Paradise Lost? The Alchemy of the Everyday
Curated by William Cordova

Yanira Collado, Lou Anne Colodny, Juana Valdes, Charo Oquet, Karen Rifas, Ernesto Oroza, Onajide Shabaka, Robert Thiele, Rick Ulysse, Susan Weiss, and Purvis Young

June 16 – July 27, 2018

“Space, like language, is socially constructed; and like the syntax of language, the spatial arrangements of our buildings and communities reflect and reinforce the nature of gender, race, and class relations in society. The uses of both language and space contribute to the power of some groups over others and the maintenance of human inequality” - Leslie Kanes Weisman (Discrimination by Design: A Feminist Critique of the Man-made Environment, 1994)

The works selected for this exhibition represent four generations of South Florida artists whose practice is informed and rooted in the geography, community, and multicultural diversity of the region.

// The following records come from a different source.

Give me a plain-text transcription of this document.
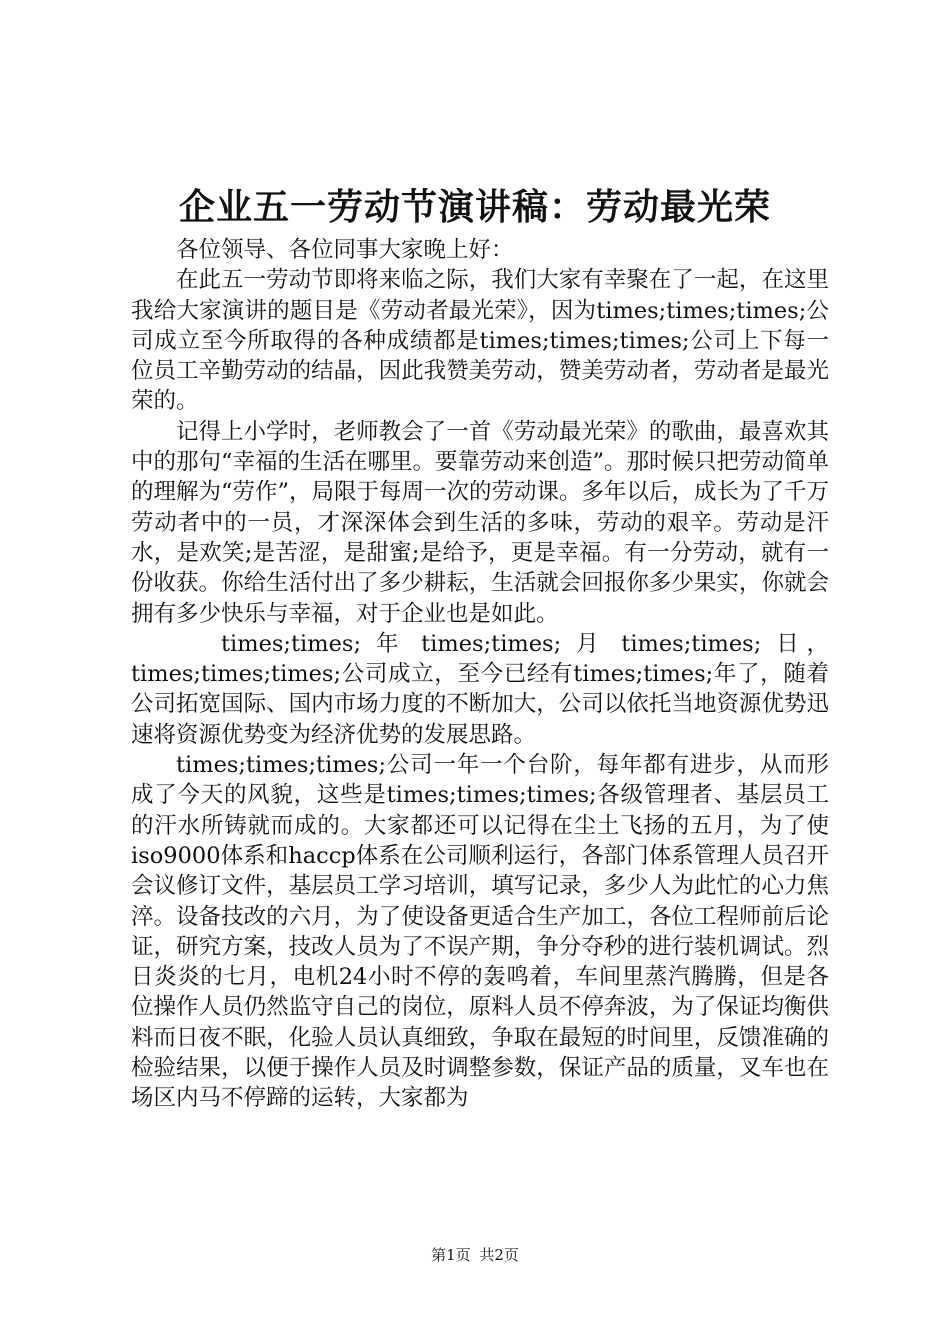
企业五一劳动节演讲稿：劳动最光荣

各位领导、各位同事大家晚上好：

在此五一劳动节即将来临之际，我们大家有幸聚在了一起，在这里我给大家演讲的题目是《劳动者最光荣》，因为times;times;times;公司成立至今所取得的各种成绩都是times;times;times;公司上下每一位员工辛勤劳动的结晶，因此我赞美劳动，赞美劳动者，劳动者是最光荣的。

记得上小学时，老师教会了一首《劳动最光荣》的歌曲，最喜欢其中的那句“幸福的生活在哪里。要靠劳动来创造”。那时候只把劳动简单的理解为“劳作”，局限于每周一次的劳动课。多年以后，成长为了千万劳动者中的一员，才深深体会到生活的多味，劳动的艰辛。劳动是汗水，是欢笑;是苦涩，是甜蜜;是给予，更是幸福。有一分劳动，就有一份收获。你给生活付出了多少耕耘，生活就会回报你多少果实，你就会拥有多少快乐与幸福，对于企业也是如此。

times;times; 年 times;times; 月 times;times; 日，times;times;times;公司成立，至今已经有times;times;年了，随着公司拓宽国际、国内市场力度的不断加大，公司以依托当地资源优势迅速将资源优势变为经济优势的发展思路。

times;times;times;公司一年一个台阶，每年都有进步，从而形成了今天的风貌，这些是times;times;times;各级管理者、基层员工的汗水所铸就而成的。大家都还可以记得在尘土飞扬的五月，为了使iso9000体系和haccp体系在公司顺利运行，各部门体系管理人员召开会议修订文件，基层员工学习培训，填写记录，多少人为此忙的心力焦淬。设备技改的六月，为了使设备更适合生产加工，各位工程师前后论证，研究方案，技改人员为了不误产期，争分夺秒的进行装机调试。烈日炎炎的七月，电机24小时不停的轰鸣着，车间里蒸汽腾腾，但是各位操作人员仍然监守自己的岗位，原料人员不停奔波，为了保证均衡供料而日夜不眠，化验人员认真细致，争取在最短的时间里，反馈准确的检验结果，以便于操作人员及时调整参数，保证产品的质量，叉车也在场区内马不停蹄的运转，大家都为

第1页 共2页
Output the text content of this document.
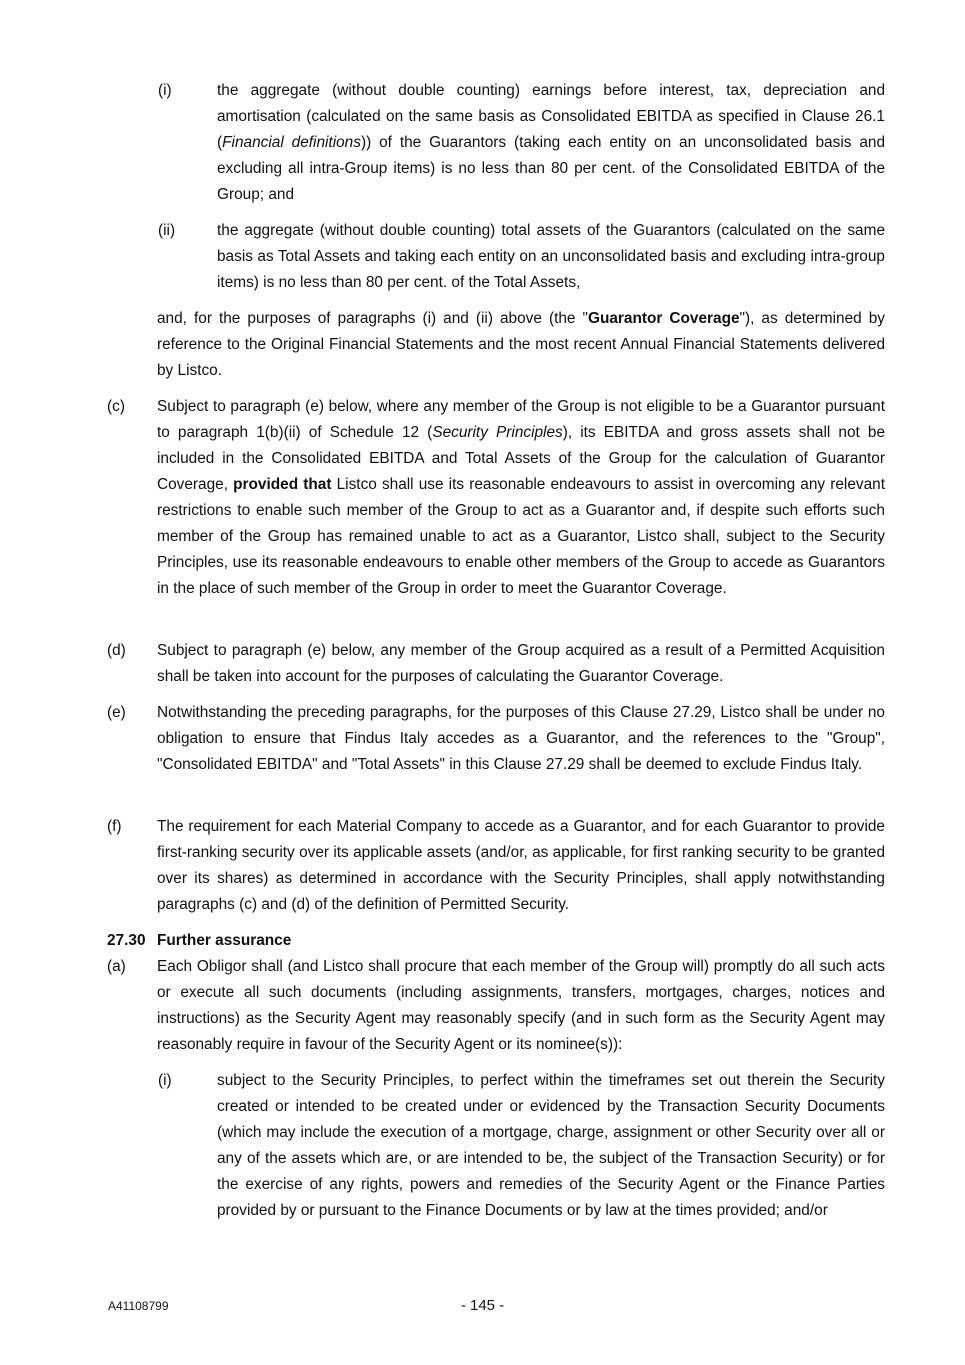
(i)	the aggregate (without double counting) earnings before interest, tax, depreciation and amortisation (calculated on the same basis as Consolidated EBITDA as specified in Clause 26.1 (Financial definitions)) of the Guarantors (taking each entity on an unconsolidated basis and excluding all intra-Group items) is no less than 80 per cent. of the Consolidated EBITDA of the Group; and
(ii)	the aggregate (without double counting) total assets of the Guarantors (calculated on the same basis as Total Assets and taking each entity on an unconsolidated basis and excluding intra-group items) is no less than 80 per cent. of the Total Assets,
and, for the purposes of paragraphs (i) and (ii) above (the "Guarantor Coverage"), as determined by reference to the Original Financial Statements and the most recent Annual Financial Statements delivered by Listco.
(c) Subject to paragraph (e) below, where any member of the Group is not eligible to be a Guarantor pursuant to paragraph 1(b)(ii) of Schedule 12 (Security Principles), its EBITDA and gross assets shall not be included in the Consolidated EBITDA and Total Assets of the Group for the calculation of Guarantor Coverage, provided that Listco shall use its reasonable endeavours to assist in overcoming any relevant restrictions to enable such member of the Group to act as a Guarantor and, if despite such efforts such member of the Group has remained unable to act as a Guarantor, Listco shall, subject to the Security Principles, use its reasonable endeavours to enable other members of the Group to accede as Guarantors in the place of such member of the Group in order to meet the Guarantor Coverage.
(d) Subject to paragraph (e) below, any member of the Group acquired as a result of a Permitted Acquisition shall be taken into account for the purposes of calculating the Guarantor Coverage.
(e) Notwithstanding the preceding paragraphs, for the purposes of this Clause 27.29, Listco shall be under no obligation to ensure that Findus Italy accedes as a Guarantor, and the references to the "Group", "Consolidated EBITDA" and "Total Assets" in this Clause 27.29 shall be deemed to exclude Findus Italy.
(f) The requirement for each Material Company to accede as a Guarantor, and for each Guarantor to provide first-ranking security over its applicable assets (and/or, as applicable, for first ranking security to be granted over its shares) as determined in accordance with the Security Principles, shall apply notwithstanding paragraphs (c) and (d) of the definition of Permitted Security.
27.30 Further assurance
(a) Each Obligor shall (and Listco shall procure that each member of the Group will) promptly do all such acts or execute all such documents (including assignments, transfers, mortgages, charges, notices and instructions) as the Security Agent may reasonably specify (and in such form as the Security Agent may reasonably require in favour of the Security Agent or its nominee(s)):
(i)	subject to the Security Principles, to perfect within the timeframes set out therein the Security created or intended to be created under or evidenced by the Transaction Security Documents (which may include the execution of a mortgage, charge, assignment or other Security over all or any of the assets which are, or are intended to be, the subject of the Transaction Security) or for the exercise of any rights, powers and remedies of the Security Agent or the Finance Parties provided by or pursuant to the Finance Documents or by law at the times provided; and/or
A41108799	- 145 -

These are artists who have endured and evolved as South Florida has changed, and yet still transcend the boundaries of expectation.

The exhibition offers a glimpse into the prism of South Florida art through sculpture, painting, drawing, audio, and film. The works are derived from many different parts of the region and utilize a variety of concepts and scale. Exhibiting artists include the late Purvis Young, the first real home-grown talent whose prolific and complex work gained international critical acclaim well before the 2000s; Karen Rifas, whose expansive site-specific ephemeral installations have been a trademark and influence on the ever- evolving local scene since the 1970s; Robert Thiele, the first Florida artist to be included in the prestigious Whitney Biennial (1975); Juana Valdes, whose work has been included in various biennials, including the Havana and SITE Santa Fe Biennials. Onajide Shabaka, a visual artist, anthropologist, botanist and writer. A cultural practitioner whose artistic contributions, depth and influence in South Florida are unending. These are only a few of the many practitioners whose works will be highlighted in this glimpse of a Southern Florida collective.

- William Cordova

William Cordova is an interdisciplinary cultural practitioner born in Lima, Peru. Lives and works Lima/Miami/New York City. He received a BFA from The School of the Art Institute of Chicago, 1996 and an MFA from Yale University, 2004. Cordova been an artist in residence at The Studio Museum in Harlem, American Academy in Berlin, Germany, Museum of Fine Art in Houston’s CORE program, Headlands Center for the Arts, Artpace, Skowhegan School of Painting & Sculpture, Lower Manhattan Cultural Council among others. His work is in the public collection at the Whitney Museum of American Art, Guggenheim Museum, New York, NY, Walker Art Center, Minneapolis, MN, Harvard University, Cambridge, MA, Yale University, New Haven, CT, Museo de Arte de Lima, Lima, Peru, Ellipse Foundation, Cascais, Portugal, Perez Art Museum, Miami, FL, La Casa de las Americas, Havana, Cuba among others.